1 not equal to 0 stated as a condition, why? In Lindsay Childs' Algebra text (3ed pg 141), it statements this proposition regarding a ring homomorphism: $ Let f: R \rightarrow S$ be a homomorphism where R is a field and $1 \ne 0$ in $S$. Then $f$ is one-to-one.
My confusion is about $1 \ne 0$. Is that possible? I can only see that in congruence where $[1]_{1} = [0]_{1}$, but again, congruence class of integers mod 1 is not really interesting... btw, the book's errata says nothing about this page.
Any help would be appreciated!
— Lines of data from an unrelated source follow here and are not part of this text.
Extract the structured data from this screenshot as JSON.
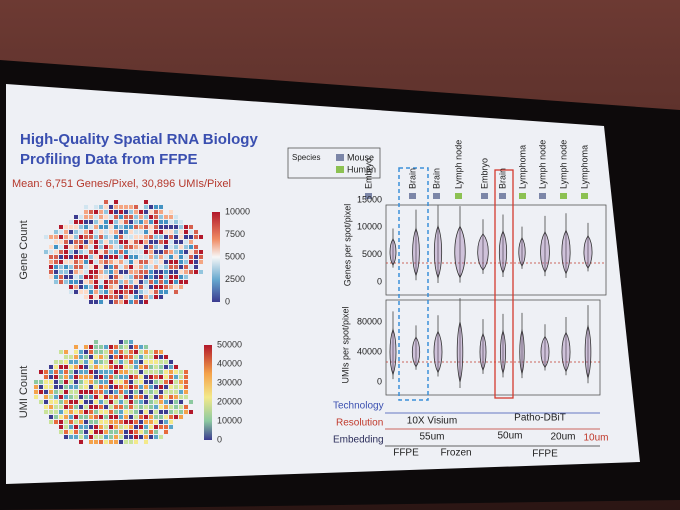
{
  "slide": {
    "title": [
      "High-Quality Spatial RNA Biology",
      "Profiling Data from FFPE"
    ],
    "summary": "Mean: 6,751 Genes/Pixel, 30,896 UMIs/Pixel",
    "heatmaps": [
      {
        "label": "Gene Count",
        "colorbar_ticks": [
          10000,
          7500,
          5000,
          2500,
          0
        ]
      },
      {
        "label": "UMI Count",
        "colorbar_ticks": [
          50000,
          40000,
          30000,
          20000,
          10000,
          0
        ]
      }
    ],
    "species_legend": {
      "title": "Species",
      "items": [
        {
          "label": "Mouse",
          "color": "#7c86a8"
        },
        {
          "label": "Human",
          "color": "#8cc152"
        }
      ]
    },
    "samples": [
      {
        "label": "Embryo",
        "color": "#7c86a8"
      },
      {
        "label": "Brain",
        "color": "#7c86a8"
      },
      {
        "label": "Brain",
        "color": "#7c86a8"
      },
      {
        "label": "Lymph node",
        "color": "#8cc152"
      },
      {
        "label": "Embryo",
        "color": "#7c86a8"
      },
      {
        "label": "Brain",
        "color": "#7c86a8"
      },
      {
        "label": "Lymphoma",
        "color": "#8cc152"
      },
      {
        "label": "Lymph node",
        "color": "#7c86a8"
      },
      {
        "label": "Lymph node",
        "color": "#8cc152"
      },
      {
        "label": "Lymphoma",
        "color": "#8cc152"
      }
    ],
    "panels": [
      {
        "ylabel": "Genes per spot/pixel",
        "yticks": [
          15000,
          10000,
          5000,
          0
        ]
      },
      {
        "ylabel": "UMIs per spot/pixel",
        "yticks": [
          80000,
          40000,
          0
        ]
      }
    ],
    "table": {
      "row_labels": [
        "Technology",
        "Resolution",
        "Embedding"
      ],
      "technology": [
        "10X Visium",
        "Patho-DBiT"
      ],
      "resolution": [
        "55um",
        "50um",
        "20um",
        "10um"
      ],
      "embedding": [
        "FFPE",
        "Frozen",
        "FFPE"
      ]
    }
  }
}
Thanks!
 A: There is exactly one ring in which $1 = 0$. It is the trivial ring where every element is equal to zero. 
Whether this extra condition is necessary depends on your definition of a ring homomorphism. (I assume at least that your rings have multiplicative identity.) If ring homomorphisms are required to preserve the multiplicative identity then there are no homomorphisms from the trivial ring to any nontrivial ring, so this situation never occurs. (This addressed a different version of the question.) 
A: The case $1 = 0$ occurs when you are talking about the trivial ring $R = \{0\}$.  It turns out $R$ is the trivial ring if and only if $1 = 0$, so stating $1 \neq 0$ is arguably the easiest way to say $R$ is a nontrivial ring.
A: Based on the context I can guess the following: Your book includes as part of the definition of field that $1\neq 0$ (which is standard).  Rings in your book have $1$ and ring homomorphisms send $1$ to $1$.  If $1=0$ in $S$, then $f(1)=f(0)=0$, so $f$ is not one-to-one.  That is why the condition is needed in this case.  (As indicated in the other answers, this would only be the trivial case $S=\{0\}$.  In that case $f$ would have to send everything to a single point.)